Of these mother fucking viruses on these mother fucking planes!
> In addition to recording the movements of passengers and crew, the team also collected air and surface samples from areas most likely to host microbes.
The article didn't mention the bathrooms, of which only a few service dozens of people who serially share a very small space.
I always see the sneezers sniveling and rubbing their running noses, then walk to the toilet and steadying themselves by touching every seat top on the way, the very same spots all the other passengers touch as well on their way to the toilets.

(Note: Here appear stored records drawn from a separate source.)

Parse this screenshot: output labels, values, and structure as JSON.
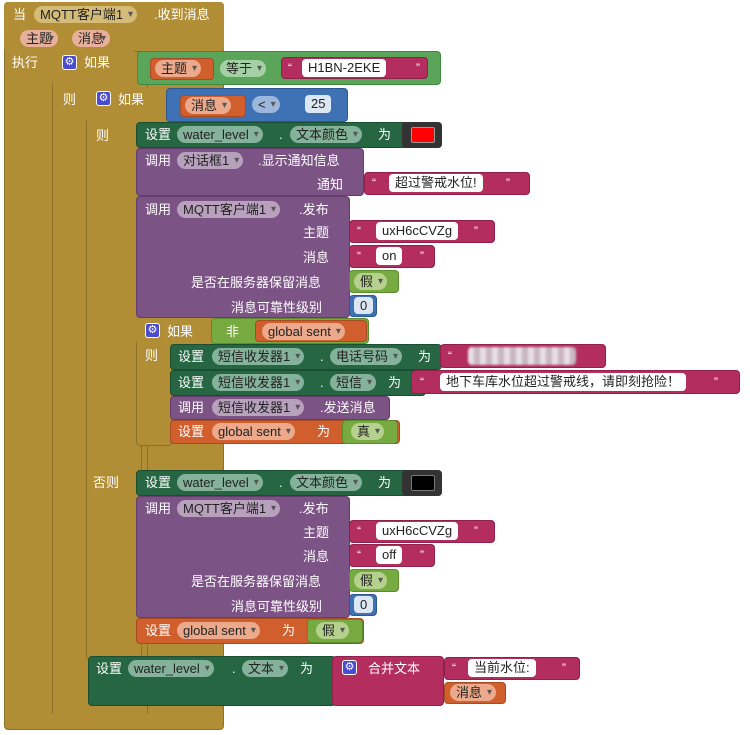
{
  "event": {
    "when": "当",
    "component": "MQTT客户端1",
    "event_name": ".收到消息",
    "params": [
      "主题",
      "消息"
    ],
    "do": "执行"
  },
  "outer_if": {
    "if_label": "如果",
    "then_label": "则",
    "compare_left": "主题",
    "compare_op": "等于",
    "compare_right": "H1BN-2EKE"
  },
  "inner_if": {
    "if_label": "如果",
    "then_label": "则",
    "else_label": "否则",
    "compare_left": "消息",
    "compare_op": "<",
    "compare_right": "25"
  },
  "then_branch": {
    "set_color": {
      "set": "设置",
      "component": "water_level",
      "dot": ".",
      "property": "文本颜色",
      "to": "为",
      "color": "#ff0000"
    },
    "notify": {
      "call": "调用",
      "component": "对话框1",
      "method": ".显示通知信息",
      "arg_label": "通知",
      "arg_value": "超过警戒水位!"
    },
    "publish": {
      "call": "调用",
      "component": "MQTT客户端1",
      "method": ".发布",
      "topic_label": "主题",
      "topic_value": "uxH6cCVZg",
      "msg_label": "消息",
      "msg_value": "on",
      "retain_label": "是否在服务器保留消息",
      "retain_value": "假",
      "qos_label": "消息可靠性级别",
      "qos_value": "0"
    },
    "if_not": {
      "if_label": "如果",
      "then_label": "则",
      "not_label": "非",
      "var": "global sent",
      "set_phone": {
        "set": "设置",
        "component": "短信收发器1",
        "dot": ".",
        "property": "电话号码",
        "to": "为"
      },
      "set_msg": {
        "set": "设置",
        "component": "短信收发器1",
        "dot": ".",
        "property": "短信",
        "to": "为",
        "value": "地下车库水位超过警戒线，请即刻抢险！"
      },
      "send": {
        "call": "调用",
        "component": "短信收发器1",
        "method": ".发送消息"
      },
      "set_sent": {
        "set": "设置",
        "var": "global sent",
        "to": "为",
        "value": "真"
      }
    }
  },
  "else_branch": {
    "set_color": {
      "set": "设置",
      "component": "water_level",
      "dot": ".",
      "property": "文本颜色",
      "to": "为",
      "color": "#000000"
    },
    "publish": {
      "call": "调用",
      "component": "MQTT客户端1",
      "method": ".发布",
      "topic_label": "主题",
      "topic_value": "uxH6cCVZg",
      "msg_label": "消息",
      "msg_value": "off",
      "retain_label": "是否在服务器保留消息",
      "retain_value": "假",
      "qos_label": "消息可靠性级别",
      "qos_value": "0"
    },
    "set_sent": {
      "set": "设置",
      "var": "global sent",
      "to": "为",
      "value": "假"
    }
  },
  "set_text": {
    "set": "设置",
    "component": "water_level",
    "dot": ".",
    "property": "文本",
    "to": "为",
    "join_label": "合并文本",
    "join_first": "当前水位:",
    "join_second": "消息"
  },
  "colors": {
    "event": "#B18E35",
    "control": "#B18E35",
    "compare": "#5BA55B",
    "math": "#3F71B5",
    "text": "#B32D5E",
    "component_setter": "#266643",
    "call": "#7C5385",
    "variable": "#D05F2D",
    "logic": "#77AB41"
  }
}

No need for airborne viruses.
I expect this low chance of infection is probably due to the constant airflow in the cabin. This airflow is heavily disturbed during (un)boarding when everybody gets up, starts getting their luggage, and then wait five more minutes in uncomfortable postures packed together half standing half still sitting, stretching, getting back to life, coughing a little. At that time also the air conditioning sometimes shifts in a different mode and temperature rises and flow changes. I expect most infections to take place during boarding and especially during unboarding.